KATHMANDU: As Nepal grows into a pluralistic and democratic society, many previously unheard of voices are finally finding platforms. Yet, amongst this plethora of voices, political rhetoric seem to be the loudest. What we generally hear are populist slogans from various groups unanimously often agreeing that ‘The government should provide free education, health care and food!’ Amidst all this demand for ‘free’ goods and services, I tend to wonder at our naivety. Do we really think that all those goods and services are ‘free’? Or do we actually not care where the money comes from as long as it is ‘free’ for us?
A firm believer of the adage ‘there is no such thing as a free lunch’, you may call me a sceptic for questioning the established welfare
function of the state. But having been a student of economics for quite some time, I cannot help but question the cost associated with everything. Even more so, what we students of economics have been taught as opportunity cost — where else could we have used this money? What is the next best alternative that would have given us the maximum benefit?
Every year, the government collects revenue from us through various measures — direct taxation, indirect taxation and several kinds of fees and fines. The welfare function that the government provides is often done in the name of the marginalised and under privileged or poor. But at the same time, poor Nepalis also buy goods and services from the market. The last time I checked, shopkeepers were not asking
anyone whether they were rich or poor and deducting taxes accordingly. So, we all do pay a certain amount
of money that helps fund these ‘free’ programmes of the government.
At the same time, how many of us actually receive the benefit of ‘free’ programmes run by the government? Look at the impending disaster at places like Bir Hospital or the lack of health personnel in remote areas. Public education is rapidly producing useless degrees and the strikes called on by rather friendly ‘students’ associations’ and ‘teachers’ association’ do not help the case either. This phenomenon of ‘tragedy of the commons’ is not limited to education and health. How many of us have heard that the hard-earned money we pay in taxes is being squandered at public corporations like Nepal Airlines and Nepal Oil Corporation? Yet, we keep demanding the government to give us ‘free’ goods and services and more.
The government invests billions of rupees raised from us through taxes or grants and loans in our names in welfare functions of the state every year. However, the state of welfare services reflects the sorry state of affairs of our government. The associated cost however does come to us eventually with the debt per Nepali growing to an estimated Rs 11,000. If it really was ‘free’, how come I owe so much money while I have not been able to use the services that government apparently provides?
Whenever we demand the state intervene in our lives with services like health and education, how come we do not realise that it does not come for ‘free’? The costs associated are not necessarily monetary all the time. A recent example of this is, after we established Nepal as a republic, we complained that the education system had been destroyed by the Shah dynasty since the only history we read was their
glorified past. It was the public education (read also the state decided curricula) that brought this on. Now, as we demand the state to take over education again, are we choosing to read about the Koirala family’s glorified past or R for Revolutionary?
With the writing of the new constitution, many of us are expecting miracles.
But while the constitution
provides us an essential framework to conduct our daily lives, it will not deliver wonders at our doorstep. As the new government is being formed and discussions ongoing about a new budget, maybe this is the right time to question our priorities and scrutinise public spending and the approaches we use. Today there are several policy alternatives available in the world to cater to the welfare function of the state and ensure that it reaches the poor. The wheel does not need to be reinvented.
In the education sector itself, voucher system championed by Nobel Laureate Milton Friedman is a possible
solution, which is currently being tested by India. A tried and tested approach in Nepal is involving the community itself for service delivery
or outsourcing the delivery to private parties while ensuring transparency. Therefore, a little bit of focus on examining costs and prioritising our expenditure and revising our policy approach to handle issues instead of going for ‘populist’ policies (read schemes like the ‘self employment scheme’) may yield better results.
Moreover, when we make all these endless demands from the state, we should also consider whether a state like Nepal can actually deliver.
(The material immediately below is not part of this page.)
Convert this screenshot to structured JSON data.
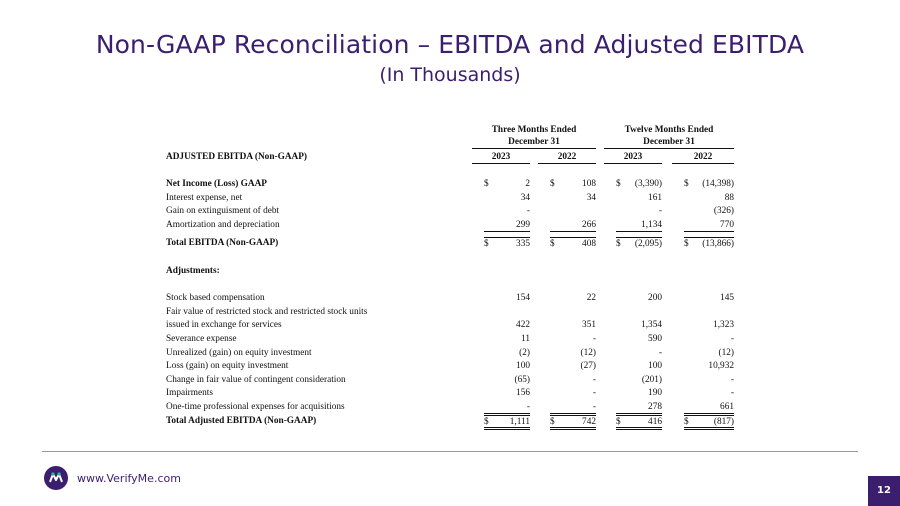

Using a pragmatic approach instead of ideological rhetoric may be the answer. If we really would like to reduce the cost of these ‘free’ programmes and actually ensure that public spending is helping build the nation (not just in government statistics), a major change in policy approach is called for in Nepal. Incremental benefits can be made, but it does require government to be a facilitator rather than the driver of economic growth. It also requires the government to think of alternative ways of using the civil society, media and other agencies to ensure that the marginalised are catered to. The government should also forgo its attitude of a ‘parent’.
So next time you hear the demand for ‘free’ goods and services and agree that the government should provide for all and everything, I would humbly request you to pause and think: ‘What are the likely implications for us? Is there a better way to go about this?’ After all, like the famous motivational speaker Shiv Khera says, ‘[even] freedom, is not free!’.